Sur la base de ces réponses, il en a conclu que les gens qui connaissaient quelqu’un qui avait été sérieusement malade à cause de la COVID étaient plus susceptibles de se faire vacciner, et que ceux qui connaissaient quelqu’un qui avait subi un sévère effet secondaire après un vaccin, étaient plus hésitants à se faire vacciner. Deux constats qui n’ont été contestés par personne lors de la parution du texte.
Toutefois, à partir de ces deux constats, il a extrapolé à partir de ceux qui disaient connaître quelqu’un qui, selon leur perception, serait décédé à cause du vaccin, et c’est de là qu’est venu son total de 278 000 décès à la grandeur des États-Unis. Le réseau des détracteurs de la vaccination et des défenseurs de théories du complot s’est emparé du chiffre sans expliquer la façon dont l’auteur y était arrivé, ni mentionner son propre bémol, dans l’avant-dernier paragraphe : des répondants « interprètent souvent des événements avec des biais causés par des perceptions liées à leur histoire, leurs croyances, leur culture et leur bagage familial ». Autrement dit, une personne peut croire qu’un décès est lié au vaccin, mais cela ne signifie pas qu’il l’est.

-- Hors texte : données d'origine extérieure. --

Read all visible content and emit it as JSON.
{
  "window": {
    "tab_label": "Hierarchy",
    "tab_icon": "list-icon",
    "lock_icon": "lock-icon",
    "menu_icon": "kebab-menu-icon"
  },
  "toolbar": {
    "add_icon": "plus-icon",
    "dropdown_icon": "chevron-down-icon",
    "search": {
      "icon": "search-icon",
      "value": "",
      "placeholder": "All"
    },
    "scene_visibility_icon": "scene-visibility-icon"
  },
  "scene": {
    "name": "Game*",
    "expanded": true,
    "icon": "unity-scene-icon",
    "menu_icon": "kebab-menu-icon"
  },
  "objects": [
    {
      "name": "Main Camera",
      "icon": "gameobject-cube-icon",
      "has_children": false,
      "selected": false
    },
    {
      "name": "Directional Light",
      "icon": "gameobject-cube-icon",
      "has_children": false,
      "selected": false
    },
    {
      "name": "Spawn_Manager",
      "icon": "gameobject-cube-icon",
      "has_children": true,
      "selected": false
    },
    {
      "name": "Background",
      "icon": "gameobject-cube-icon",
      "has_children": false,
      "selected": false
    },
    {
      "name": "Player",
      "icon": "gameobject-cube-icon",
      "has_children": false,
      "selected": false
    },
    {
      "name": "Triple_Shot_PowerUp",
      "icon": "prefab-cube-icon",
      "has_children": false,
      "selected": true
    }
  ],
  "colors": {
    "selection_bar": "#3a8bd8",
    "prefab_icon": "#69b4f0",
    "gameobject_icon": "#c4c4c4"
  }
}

Pour couronner le tout, l’auteur a prétendu « valider » sa méthode par la base de données VAERS, dans laquelle n’importe qui peut inscrire n’importe quel effet secondaire d’un vaccin, à charge ensuite aux enquêteurs de vérifier ce qu’il en est. À plusieurs reprises depuis au moins une décennie, il a été répété que VAERS n’était pas une source d’information valide pour avancer des chiffres —un fait que les concepteurs de VAERS eux-mêmes soulignent sur leur site. Ça n’a toutefois pas empêché VAERS d’être un terreau fertile à la désinformation pendant une partie de la pandémie.

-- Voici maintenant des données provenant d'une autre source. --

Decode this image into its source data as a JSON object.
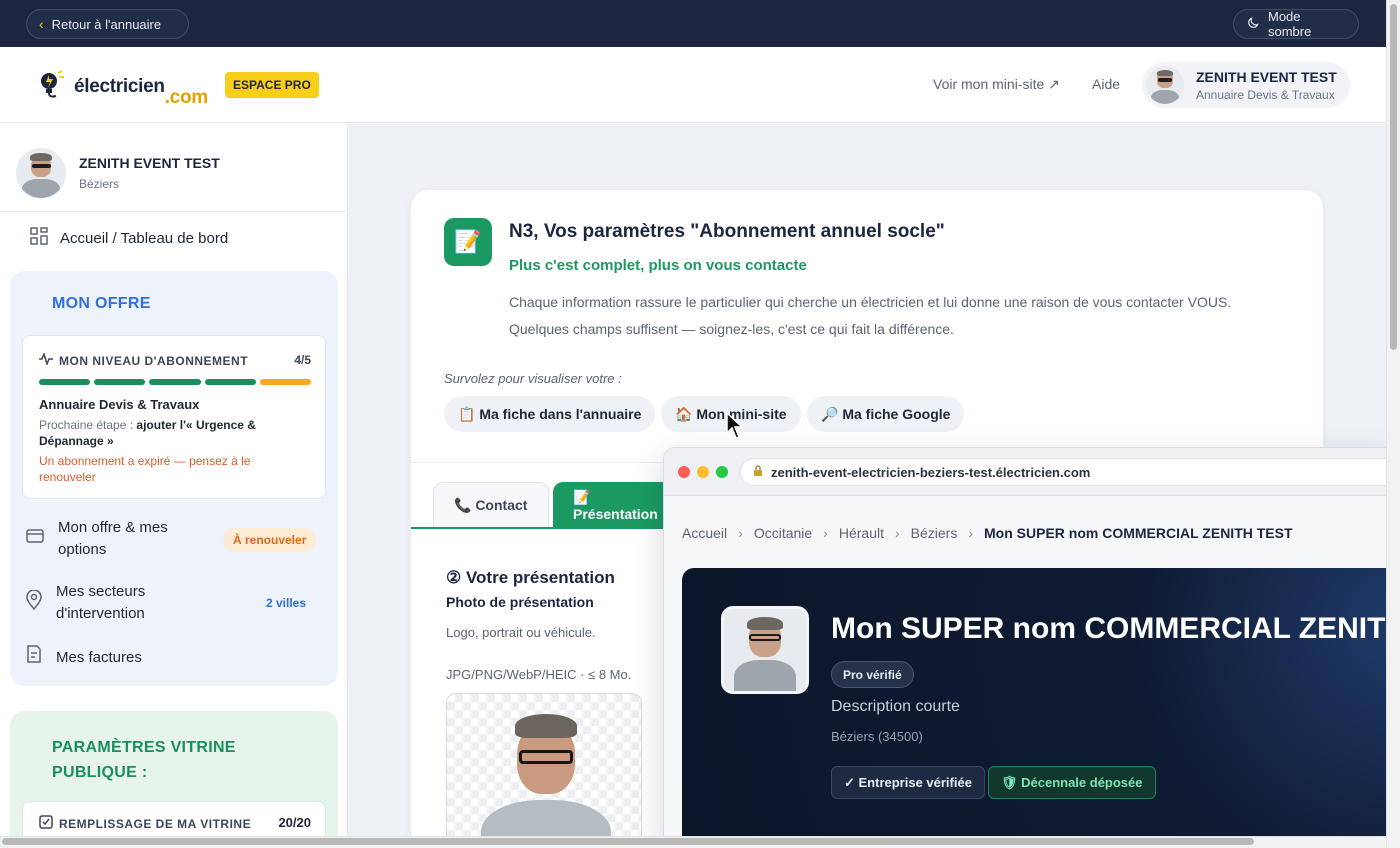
{
  "topbar": {
    "back_label": "Retour à l'annuaire",
    "dark_mode_label": "Mode sombre"
  },
  "header": {
    "logo_main": "électricien",
    "logo_tld": ".com",
    "pro_badge": "ESPACE PRO",
    "minisite_link": "Voir mon mini-site ↗",
    "help_link": "Aide",
    "account_name": "ZENITH EVENT TEST",
    "account_plan": "Annuaire Devis & Travaux"
  },
  "sidebar": {
    "user_name": "ZENITH EVENT TEST",
    "user_city": "Béziers",
    "home_label": "Accueil / Tableau de bord",
    "offer_title": "MON OFFRE",
    "level": {
      "heading": "MON NIVEAU D'ABONNEMENT",
      "count": "4/5",
      "filled_segments": 4,
      "total_segments": 5,
      "plan_name": "Annuaire Devis & Travaux",
      "next_step_prefix": "Prochaine étape : ",
      "next_step_value": "ajouter l'« Urgence & Dépannage »",
      "expired_note": "Un abonnement a expiré — pensez à le renouveler"
    },
    "menu": [
      {
        "label_1": "Mon offre & mes",
        "label_2": "options",
        "badge": "À renouveler"
      },
      {
        "label_1": "Mes secteurs",
        "label_2": "d'intervention",
        "badge": "2 villes"
      },
      {
        "label_1": "Mes factures"
      }
    ],
    "vitrine_title": "PARAMÈTRES VITRINE PUBLIQUE :",
    "fill": {
      "heading": "REMPLISSAGE DE MA VITRINE",
      "count": "20/20"
    }
  },
  "main": {
    "step_title": "N3, Vos paramètres \"Abonnement annuel socle\"",
    "step_subtitle": "Plus c'est complet, plus on vous contacte",
    "step_desc_1": "Chaque information rassure le particulier qui cherche un électricien et lui donne une raison de vous contacter VOUS.",
    "step_desc_2": "Quelques champs suffisent — soignez-les, c'est ce qui fait la différence.",
    "hover_hint": "Survolez pour visualiser votre :",
    "chips": [
      "📋 Ma fiche dans l'annuaire",
      "🏠 Mon mini-site",
      "🔎 Ma fiche Google"
    ],
    "tabs": [
      "📞 Contact",
      "📝 Présentation"
    ],
    "presentation_title": "② Votre présentation",
    "photo_label": "Photo de présentation",
    "photo_help": "Logo, portrait ou véhicule.",
    "photo_formats": "JPG/PNG/WebP/HEIC · ≤ 8 Mo."
  },
  "preview": {
    "url": "zenith-event-electricien-beziers-test.électricien.com",
    "breadcrumb": [
      "Accueil",
      "Occitanie",
      "Hérault",
      "Béziers",
      "Mon SUPER nom COMMERCIAL ZENITH TEST"
    ],
    "hero_title": "Mon SUPER nom COMMERCIAL ZENITH TEST",
    "verified_pill": "Pro vérifié",
    "description": "Description courte",
    "city": "Béziers (34500)",
    "badge_company": "✓ Entreprise vérifiée",
    "badge_decennale": "🛡 Décennale déposée"
  },
  "colors": {
    "brand_navy": "#1c2640",
    "accent_green": "#1a9a62",
    "accent_blue": "#2f6fe0",
    "warning_orange": "#f5a623",
    "pro_yellow": "#f7cf1a"
  }
}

Le 11 avril, la revue BMC Infectious Diseases annonçait qu’elle retirait l’article, après des semaines d’échanges infructueux entre l’éditeur et l’auteur pour que ce dernier clarifie sa méthodologie.
Cela pose toutefois la question de savoir comment ce texte a pu passer l’étape d’une révision par les pairs, demandait plus tôt ce mois-ci la journaliste scientifique Stephanie Lee dans la Chronicle of Higher Education. Il n’avait en fait fallu que quelques jours à des critiques comme l’oncologue David Gorski —pourfendeur de longue date des pseudosciences— pour la descendre en flammes. C’est en plus du fait que Mark Skidmore s’identifie clairement sur son blogue comme un ferme opposant aux vaccins, et que la mécène qui a financé son étude, Catherine Austin Fitts, a elle aussi été identifiée comme une opposante aux vaccins qui considère « Anthony Fauci et ses collègues coupables de crimes contre l’humanité ».